Nevertheless this dichotomy still exists—somewhat. Now, higher-level employees receive different types of exclusive benefits:

  • Financial planning support can—and ideally should(!)—be offered to all employees in the form of education. But top executives get more customized support, often in concert with non-qualified retirement plans or dedicated profit-sharing and bonus programs.
  • Executive coaching and training programs are geared toward leaders, providing them with vital skills and experience for their resume while also benefiting the company.
  • Along the same lines, mentorship programs invest in key people and build strong relationships that profit all parties.
  • Like basic financial planning, flexible work is another arrangement that has gone mainstream, especially after COVID-19. And many upper-level employees—especially those with in-demand skillsets—now expect this type of freedom.

While many of these benefits are geared toward executives, they still share the fundamental characteristics of most modern perks: they have a more direct, business-related purpose—and they all achieve ROI of some sort.

Where we go from here

Amid a global pandemic and a staggering recession, it’s a safe bet we won’t relive the excessive ‘80s anytime soon. Even big tech’s pre-pandemic cultural norms now seem frivolous. Smoothie bars and on-site massages are less attractive in an age of remote work and fewer corporate campuses, at least for now.
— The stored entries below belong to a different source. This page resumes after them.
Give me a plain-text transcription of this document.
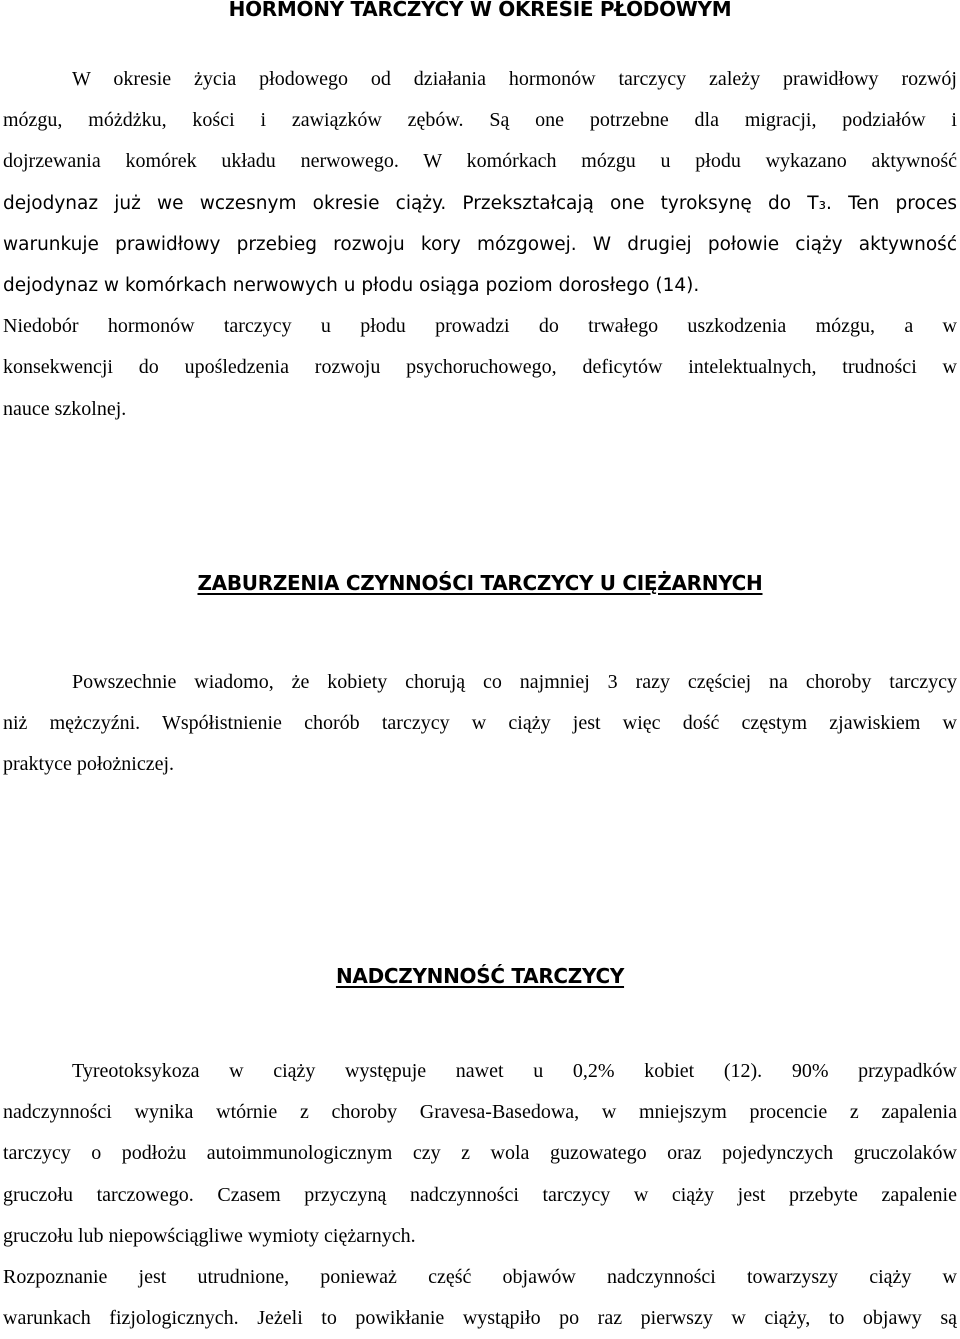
HORMONY TARCZYCY W OKRESIE PŁODOWYM
W okresie życia płodowego od działania hormonów tarczycy zależy prawidłowy rozwój
mózgu, móżdżku, kości i zawiązków zębów. Są one potrzebne dla migracji, podziałów i
dojrzewania komórek układu nerwowego. W komórkach mózgu u płodu wykazano aktywność
dejodynaz już we wczesnym okresie ciąży. Przekształcają one tyroksynę do T₃. Ten proces
warunkuje prawidłowy przebieg rozwoju kory mózgowej. W drugiej połowie ciąży aktywność
dejodynaz w komórkach nerwowych u płodu osiąga poziom dorosłego (14).
Niedobór hormonów tarczycy u płodu prowadzi do trwałego uszkodzenia mózgu, a w
konsekwencji do upośledzenia rozwoju psychoruchowego, deficytów intelektualnych, trudności w
nauce szkolnej.
ZABURZENIA CZYNNOŚCI TARCZYCY U CIĘŻARNYCH
Powszechnie wiadomo, że kobiety chorują co najmniej 3 razy częściej na choroby tarczycy
niż mężczyźni. Współistnienie chorób tarczycy w ciąży jest więc dość częstym zjawiskiem w
praktyce położniczej.
NADCZYNNOŚĆ TARCZYCY
Tyreotoksykoza w ciąży występuje nawet u 0,2% kobiet (12). 90% przypadków
nadczynności wynika wtórnie z choroby Gravesa-Basedowa, w mniejszym procencie z zapalenia
tarczycy o podłożu autoimmunologicznym czy z wola guzowatego oraz pojedynczych gruczolaków
gruczołu tarczowego. Czasem przyczyną nadczynności tarczycy w ciąży jest przebyte zapalenie
gruczołu lub niepowściągliwe wymioty ciężarnych.
Rozpoznanie jest utrudnione, ponieważ część objawów nadczynności towarzyszy ciąży w
warunkach fizjologicznych. Jeżeli to powikłanie wystąpiło po raz pierwszy w ciąży, to objawy są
In this time of upheaval and readjustment, it will be interesting to see which business models endure.

Many company leaders will find themselves becoming leaner by necessity, not choice. And there will always be the Amazons and Googles that thrive because they bring value to customers in crisis.

The employee perks and benefits that remain popular prioritize work-life balance, which has been eroded by the necessity of working from home. And the ones that retain executives are items—from personalized financial advice to dedicated training—that have practical applications for companies and their top talent.

Closely evaluate the creative human resource solutions that can keep your company lean while delivering personalized benefits that make your employees happy.

That’s something no three-martini lunch could ever do.